Construction starts with the very basic cockpit area where 2 seats, 1 control column (?), floor, and 2 pilot figures are supplied. This area could be improved by adding more realistic seats and an instrument panel as the glazed canopy is fairly large. Three large glazed and framed windows grace each fuselage side while simplified 2 gun Fraser-Nash nose and 4 gun tail turrets, which I found acceptable, adorn the bomber version. No provision is made for the bomb bay to be opened either, and if you desire to have this on your Mk X a lot of work will need to be done. The immediate nose area consists of several pieces due to the fact that the Coastal Command Mk XIV has a different nose. Thus, a small amount of filler will be required in this area. The wings fitted well to the fuselage with no filler being needed, and no problem was encountered with the engine nacelles or undercarriage. Wheel wells are lacking in detail which is a common failing of most twin-engined WW2 aircraft kits. The numerous transparencies are clear and not overly thick so I feel that they are acceptable for the majority of modellers to use.
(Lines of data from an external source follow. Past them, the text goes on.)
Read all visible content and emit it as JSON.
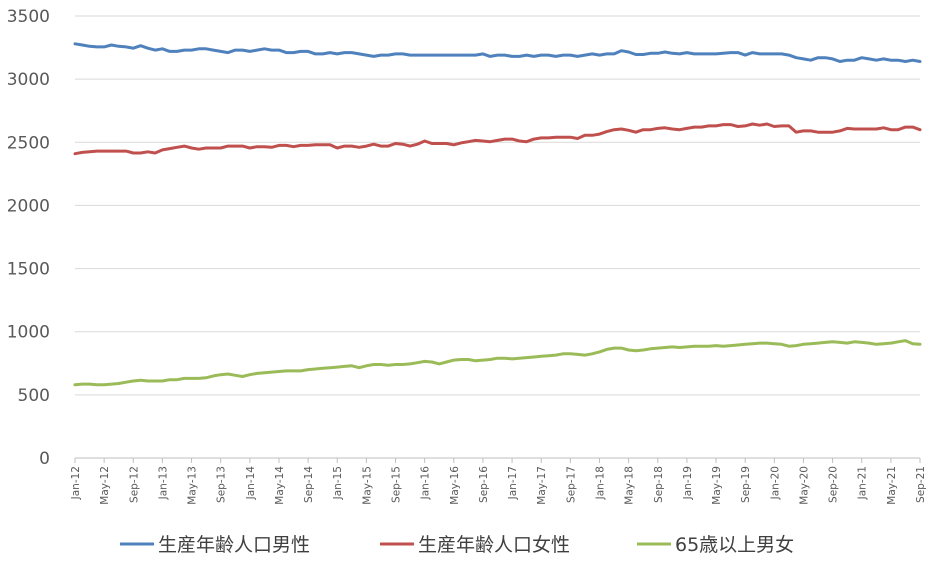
{
  "chart_data": {
    "type": "line",
    "title": "",
    "xlabel": "",
    "ylabel": "",
    "ylim": [
      0,
      3500
    ],
    "yticks": [
      0,
      500,
      1000,
      1500,
      2000,
      2500,
      3000,
      3500
    ],
    "grid": true,
    "legend_position": "bottom",
    "x": [
      "Jan-12",
      "Feb-12",
      "Mar-12",
      "Apr-12",
      "May-12",
      "Jun-12",
      "Jul-12",
      "Aug-12",
      "Sep-12",
      "Oct-12",
      "Nov-12",
      "Dec-12",
      "Jan-13",
      "Feb-13",
      "Mar-13",
      "Apr-13",
      "May-13",
      "Jun-13",
      "Jul-13",
      "Aug-13",
      "Sep-13",
      "Oct-13",
      "Nov-13",
      "Dec-13",
      "Jan-14",
      "Feb-14",
      "Mar-14",
      "Apr-14",
      "May-14",
      "Jun-14",
      "Jul-14",
      "Aug-14",
      "Sep-14",
      "Oct-14",
      "Nov-14",
      "Dec-14",
      "Jan-15",
      "Feb-15",
      "Mar-15",
      "Apr-15",
      "May-15",
      "Jun-15",
      "Jul-15",
      "Aug-15",
      "Sep-15",
      "Oct-15",
      "Nov-15",
      "Dec-15",
      "Jan-16",
      "Feb-16",
      "Mar-16",
      "Apr-16",
      "May-16",
      "Jun-16",
      "Jul-16",
      "Aug-16",
      "Sep-16",
      "Oct-16",
      "Nov-16",
      "Dec-16",
      "Jan-17",
      "Feb-17",
      "Mar-17",
      "Apr-17",
      "May-17",
      "Jun-17",
      "Jul-17",
      "Aug-17",
      "Sep-17",
      "Oct-17",
      "Nov-17",
      "Dec-17",
      "Jan-18",
      "Feb-18",
      "Mar-18",
      "Apr-18",
      "May-18",
      "Jun-18",
      "Jul-18",
      "Aug-18",
      "Sep-18",
      "Oct-18",
      "Nov-18",
      "Dec-18",
      "Jan-19",
      "Feb-19",
      "Mar-19",
      "Apr-19",
      "May-19",
      "Jun-19",
      "Jul-19",
      "Aug-19",
      "Sep-19",
      "Oct-19",
      "Nov-19",
      "Dec-19",
      "Jan-20",
      "Feb-20",
      "Mar-20",
      "Apr-20",
      "May-20",
      "Jun-20",
      "Jul-20",
      "Aug-20",
      "Sep-20",
      "Oct-20",
      "Nov-20",
      "Dec-20",
      "Jan-21",
      "Feb-21",
      "Mar-21",
      "Apr-21",
      "May-21",
      "Jun-21",
      "Jul-21",
      "Aug-21",
      "Sep-21"
    ],
    "tick_labels": [
      "Jan-12",
      "May-12",
      "Sep-12",
      "Jan-13",
      "May-13",
      "Sep-13",
      "Jan-14",
      "May-14",
      "Sep-14",
      "Jan-15",
      "May-15",
      "Sep-15",
      "Jan-16",
      "May-16",
      "Sep-16",
      "Jan-17",
      "May-17",
      "Sep-17",
      "Jan-18",
      "May-18",
      "Sep-18",
      "Jan-19",
      "May-19",
      "Sep-19",
      "Jan-20",
      "May-20",
      "Sep-20",
      "Jan-21",
      "May-21",
      "Sep-21"
    ],
    "series": [
      {
        "name": "生産年齢人口男性",
        "color": "#4F81BD",
        "values": [
          3280,
          3270,
          3260,
          3255,
          3255,
          3270,
          3260,
          3255,
          3245,
          3265,
          3245,
          3230,
          3240,
          3220,
          3220,
          3230,
          3230,
          3240,
          3240,
          3230,
          3220,
          3210,
          3230,
          3230,
          3220,
          3230,
          3240,
          3230,
          3230,
          3210,
          3210,
          3220,
          3220,
          3200,
          3200,
          3210,
          3200,
          3210,
          3210,
          3200,
          3190,
          3180,
          3190,
          3190,
          3200,
          3200,
          3190,
          3190,
          3190,
          3190,
          3190,
          3190,
          3190,
          3190,
          3190,
          3190,
          3200,
          3180,
          3190,
          3190,
          3180,
          3180,
          3190,
          3180,
          3190,
          3190,
          3180,
          3190,
          3190,
          3180,
          3190,
          3200,
          3190,
          3200,
          3200,
          3225,
          3215,
          3195,
          3195,
          3205,
          3205,
          3215,
          3205,
          3200,
          3210,
          3200,
          3200,
          3200,
          3200,
          3205,
          3210,
          3210,
          3190,
          3210,
          3200,
          3200,
          3200,
          3200,
          3190,
          3170,
          3160,
          3150,
          3170,
          3170,
          3160,
          3140,
          3150,
          3150,
          3170,
          3160,
          3150,
          3160,
          3150,
          3150,
          3140,
          3150,
          3140
        ]
      },
      {
        "name": "生産年齢人口女性",
        "color": "#C0504D",
        "values": [
          2410,
          2420,
          2425,
          2430,
          2430,
          2430,
          2430,
          2430,
          2415,
          2415,
          2425,
          2415,
          2440,
          2450,
          2460,
          2470,
          2455,
          2445,
          2455,
          2455,
          2455,
          2470,
          2470,
          2470,
          2455,
          2465,
          2465,
          2460,
          2475,
          2475,
          2465,
          2475,
          2475,
          2480,
          2480,
          2480,
          2455,
          2470,
          2470,
          2460,
          2470,
          2485,
          2470,
          2470,
          2490,
          2485,
          2470,
          2485,
          2510,
          2490,
          2490,
          2490,
          2480,
          2495,
          2505,
          2515,
          2510,
          2505,
          2515,
          2525,
          2525,
          2510,
          2505,
          2525,
          2535,
          2535,
          2540,
          2540,
          2540,
          2530,
          2555,
          2555,
          2565,
          2585,
          2600,
          2605,
          2595,
          2580,
          2600,
          2600,
          2610,
          2615,
          2605,
          2600,
          2610,
          2620,
          2620,
          2630,
          2630,
          2640,
          2640,
          2625,
          2630,
          2645,
          2635,
          2645,
          2625,
          2630,
          2630,
          2580,
          2590,
          2590,
          2580,
          2580,
          2580,
          2590,
          2610,
          2605,
          2605,
          2605,
          2605,
          2615,
          2600,
          2600,
          2620,
          2620,
          2600
        ]
      },
      {
        "name": "65歳以上男女",
        "color": "#9BBB59",
        "values": [
          580,
          585,
          585,
          580,
          580,
          585,
          590,
          600,
          610,
          615,
          610,
          610,
          610,
          620,
          620,
          630,
          630,
          630,
          635,
          650,
          660,
          665,
          655,
          645,
          660,
          670,
          675,
          680,
          685,
          690,
          690,
          690,
          700,
          705,
          710,
          715,
          720,
          725,
          730,
          715,
          730,
          740,
          740,
          735,
          740,
          740,
          745,
          755,
          765,
          760,
          745,
          760,
          775,
          780,
          780,
          770,
          775,
          780,
          790,
          790,
          785,
          790,
          795,
          800,
          805,
          810,
          815,
          825,
          825,
          820,
          815,
          825,
          840,
          860,
          870,
          870,
          855,
          850,
          855,
          865,
          870,
          875,
          880,
          875,
          880,
          885,
          885,
          885,
          890,
          885,
          890,
          895,
          900,
          905,
          910,
          910,
          905,
          900,
          885,
          890,
          900,
          905,
          910,
          915,
          920,
          915,
          910,
          920,
          915,
          910,
          900,
          905,
          910,
          920,
          930,
          905,
          900
        ]
      }
    ]
  }
}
Instructions consist of a large sheet with 10 construction stages well described in the usual Matchbox style, another two sections with brief technical details and history, a mini-paint plan, and details of Humbrol and Airfix colours to use. These colours used in conjunction with the colour artwork on back of box are accurate and adequate. A conversion chart will be necessary for those not familiar with RAF WW2 aircraft and colours, as the Humbrol Authentic and Airfix ranges are no longer available- the year 1975 is printed on the side of the box.. For the bomber version, HB1 is Humbrol 30 Dark Green, HB2 is Humbrol 29 Dark Earth, and Night (Black) is Humbrol 33. I imagine the later Revell re-issues of this Matchbox original would recommend the Revell line of enamels in the painting guide.

Decals allow modellers to represent a BMk X of 428 Squadron Royal Canadian Air Force flying out of Yorkshire with RAF Bomber Command in 1943, a BMk X of 300 (Polish) Squadron based at Lincolnshire in 1943, or a Mk XIV of 179 Squadron Coastal Command at Gibraltar also in 1943. Two fin flashes, 2 type B roundels, 3 sets of red squadron codes and serials + fuselage roundels , 2 Polish red and white square symbols, and 2 Ghost badges for the Canadian aircraft are supplied on the decal sheet. The decals in my kit were not usable as they were 24 years old and the effects of the humid North Qld tropical weather had taken it’s toll. I found suitable replacements from my spare decals box.

This Matchbox kit is good value for money and reasonably accurate. It is also quite simple to build so I can recommend this kit to all modellers of any skill level.